Eliten

Spitzen-Denker

Die Welt braucht eine Geisteselite

Jedes Jahr veröffentlicht das Gottlieb Duttweiler Institut die Liste der Top-100 "Global-Thought-Leader". Sie soll zeigen, welche Menschen mit ihren Ideen globalen Einfluss haben. Seit zwei Jahren stehe ich auf dieser Liste. Damit gehöre ich wohl zu einer Art geistiger Elite, zumindest im Hinblick auf meinen Einfluss. Diejenigen unter uns, die das Prinzip einer egalitären Gesellschaft befürworten, mögen bedauern, dass es überhaupt Eliten gibt. Wäre es nicht besser, wenn jeder Denker, beziehungsweise jeder Mensch, ähnlich großen Einfluss hätte?

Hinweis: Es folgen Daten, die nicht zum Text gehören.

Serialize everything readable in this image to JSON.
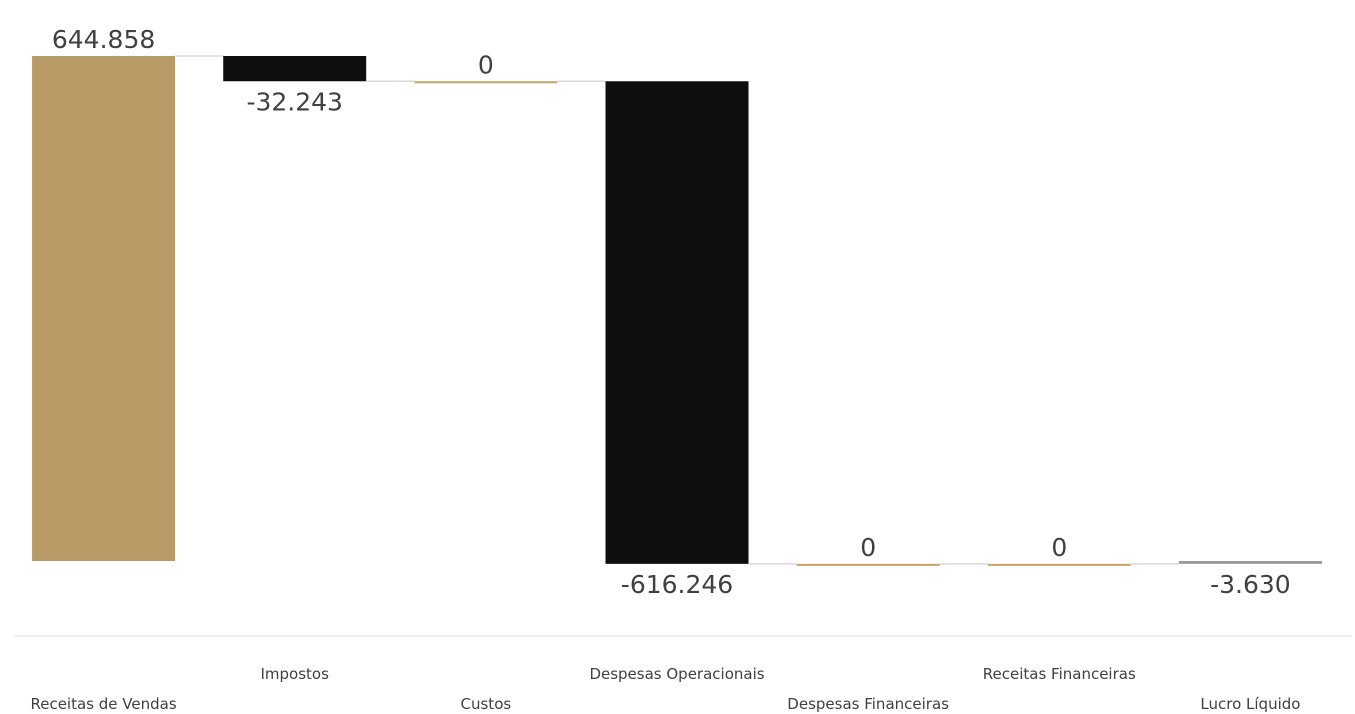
{
  "chart_data": {
    "type": "waterfall",
    "title": "",
    "xlabel": "",
    "ylabel": "",
    "categories": [
      "Receitas de Vendas",
      "Impostos",
      "Custos",
      "Despesas Operacionais",
      "Despesas Financeiras",
      "Receitas Financeiras",
      "Lucro Líquido"
    ],
    "values": [
      644858,
      -32243,
      0,
      -616246,
      0,
      0,
      -3630
    ],
    "value_labels": [
      "644.858",
      "-32.243",
      "0",
      "-616.246",
      "0",
      "0",
      "-3.630"
    ],
    "bar_kinds": [
      "total",
      "delta",
      "delta",
      "delta",
      "delta",
      "delta",
      "total"
    ],
    "colors": {
      "revenue": "#b89a66",
      "negative": "#0e0e0e",
      "zero": "#c8a16a",
      "total_small": "#9a9a9a",
      "connector": "#d9d9d9",
      "axis": "#d9d9d9"
    },
    "grid": false,
    "legend": "none"
  }
}
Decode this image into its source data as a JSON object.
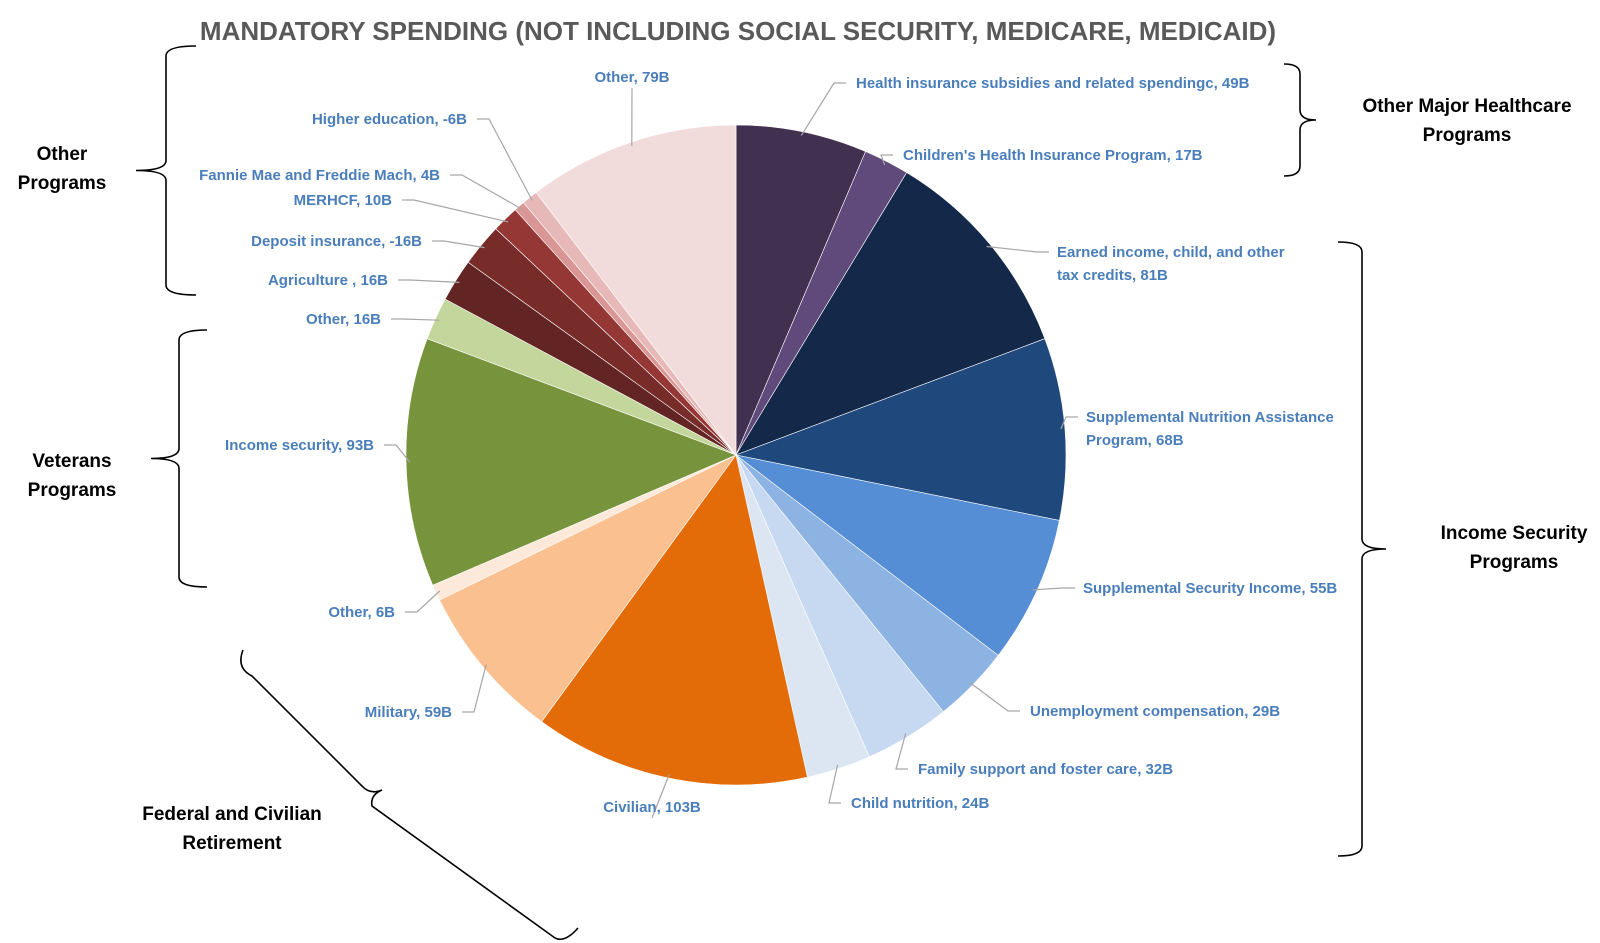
{
  "chart_data": {
    "type": "pie",
    "title": "MANDATORY SPENDING (NOT INCLUDING SOCIAL SECURITY, MEDICARE, MEDICAID)",
    "slices": [
      {
        "label": "Health insurance subsidies and related spendingc, 49B",
        "value": 49,
        "color": "#41304f"
      },
      {
        "label": "Children's Health Insurance Program, 17B",
        "value": 17,
        "color": "#604a7b"
      },
      {
        "label": "Earned income, child, and other tax credits, 81B",
        "value": 81,
        "color": "#14284a"
      },
      {
        "label": "Supplemental Nutrition Assistance Program, 68B",
        "value": 68,
        "color": "#1f497d"
      },
      {
        "label": "Supplemental Security Income, 55B",
        "value": 55,
        "color": "#558ed5"
      },
      {
        "label": "Unemployment compensation, 29B",
        "value": 29,
        "color": "#8db3e2"
      },
      {
        "label": "Family support and foster care, 32B",
        "value": 32,
        "color": "#c6d9f1"
      },
      {
        "label": "Child nutrition, 24B",
        "value": 24,
        "color": "#dce6f2"
      },
      {
        "label": "Civilian, 103B",
        "value": 103,
        "color": "#e36c09"
      },
      {
        "label": "Military, 59B",
        "value": 59,
        "color": "#fac090"
      },
      {
        "label": "Other, 6B",
        "value": 6,
        "color": "#fde9d9"
      },
      {
        "label": "Income security, 93B",
        "value": 93,
        "color": "#77933c"
      },
      {
        "label": "Other, 16B",
        "value": 16,
        "color": "#c3d69b"
      },
      {
        "label": "Agriculture , 16B",
        "value": 16,
        "color": "#632523"
      },
      {
        "label": "Deposit insurance, -16B",
        "value": -16,
        "color": "#772c2a"
      },
      {
        "label": "MERHCF,  10B",
        "value": 10,
        "color": "#953735"
      },
      {
        "label": "Fannie Mae and Freddie Mach, 4B",
        "value": 4,
        "color": "#d99694"
      },
      {
        "label": "Higher education, -6B",
        "value": -6,
        "color": "#e6b9b8"
      },
      {
        "label": "Other, 79B",
        "value": 79,
        "color": "#f2dcdb"
      }
    ],
    "groups": [
      {
        "label": "Other Major Healthcare Programs",
        "members": [
          "Health insurance subsidies and related spendingc, 49B",
          "Children's Health Insurance Program, 17B"
        ]
      },
      {
        "label": "Income Security Programs",
        "members": [
          "Earned income, child, and other tax credits, 81B",
          "Supplemental Nutrition Assistance Program, 68B",
          "Supplemental Security Income, 55B",
          "Unemployment compensation, 29B",
          "Family support and foster care, 32B",
          "Child nutrition, 24B"
        ]
      },
      {
        "label": "Federal and Civilian Retirement",
        "members": [
          "Civilian, 103B",
          "Military, 59B",
          "Other, 6B"
        ]
      },
      {
        "label": "Veterans Programs",
        "members": [
          "Income security, 93B",
          "Other, 16B"
        ]
      },
      {
        "label": "Other Programs",
        "members": [
          "Agriculture , 16B",
          "Deposit insurance, -16B",
          "MERHCF,  10B",
          "Fannie Mae and Freddie Mach, 4B",
          "Higher education, -6B",
          "Other, 79B"
        ]
      }
    ]
  }
}
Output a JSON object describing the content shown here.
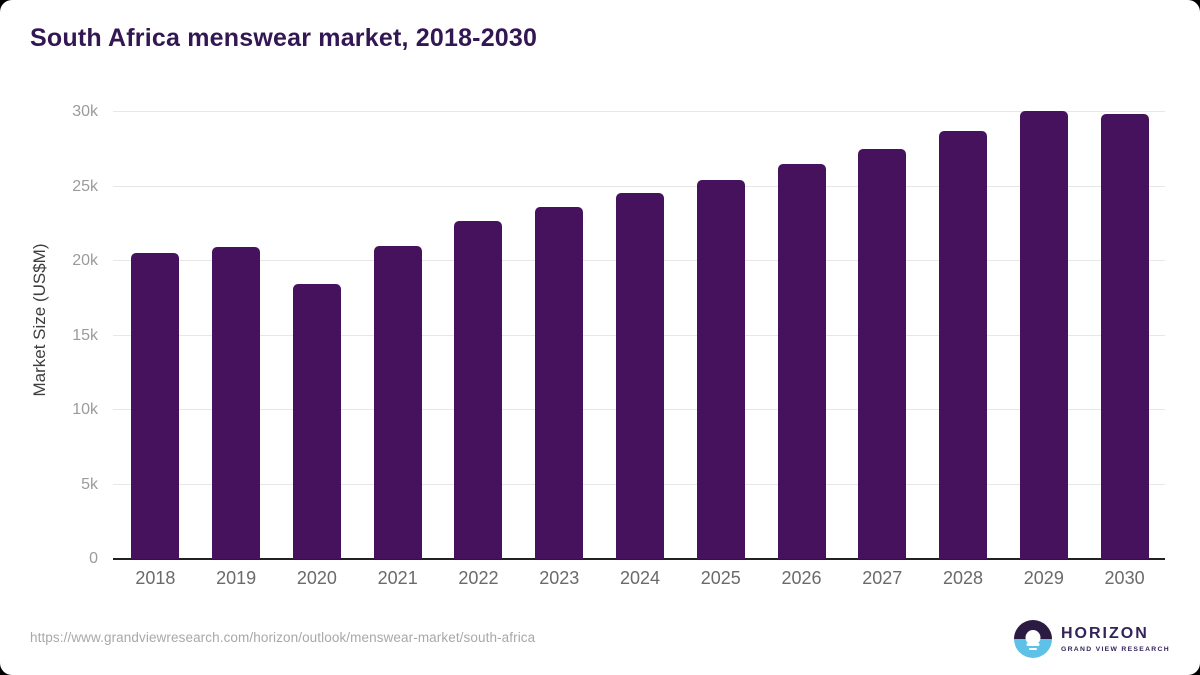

Nein, nicht alle Ideen sind gleichwertig. Manche sind besser begründet und näher an der Wahrheit als andere. Denken wir nur an die Vorstellungswelten von Gandhi, Desmond Tutu und Malala Yousafzai und vergleichen wir sie mit denen von Hitler, Stalin oder den Anführern des Islamischen Staats.

Wir sollten mit dem englischen Philosophen John Stuart Mill hoffen, dass von den zahlreichen Ideen, die aus Gesellschaften hervorgehen, denen Gedanken- und Redefreiheit am Herzen liegt, die besonders schlüssigen und jene mit dem größten Wahrheitsgehalt, Kritik und Diskussion am besten standhalten.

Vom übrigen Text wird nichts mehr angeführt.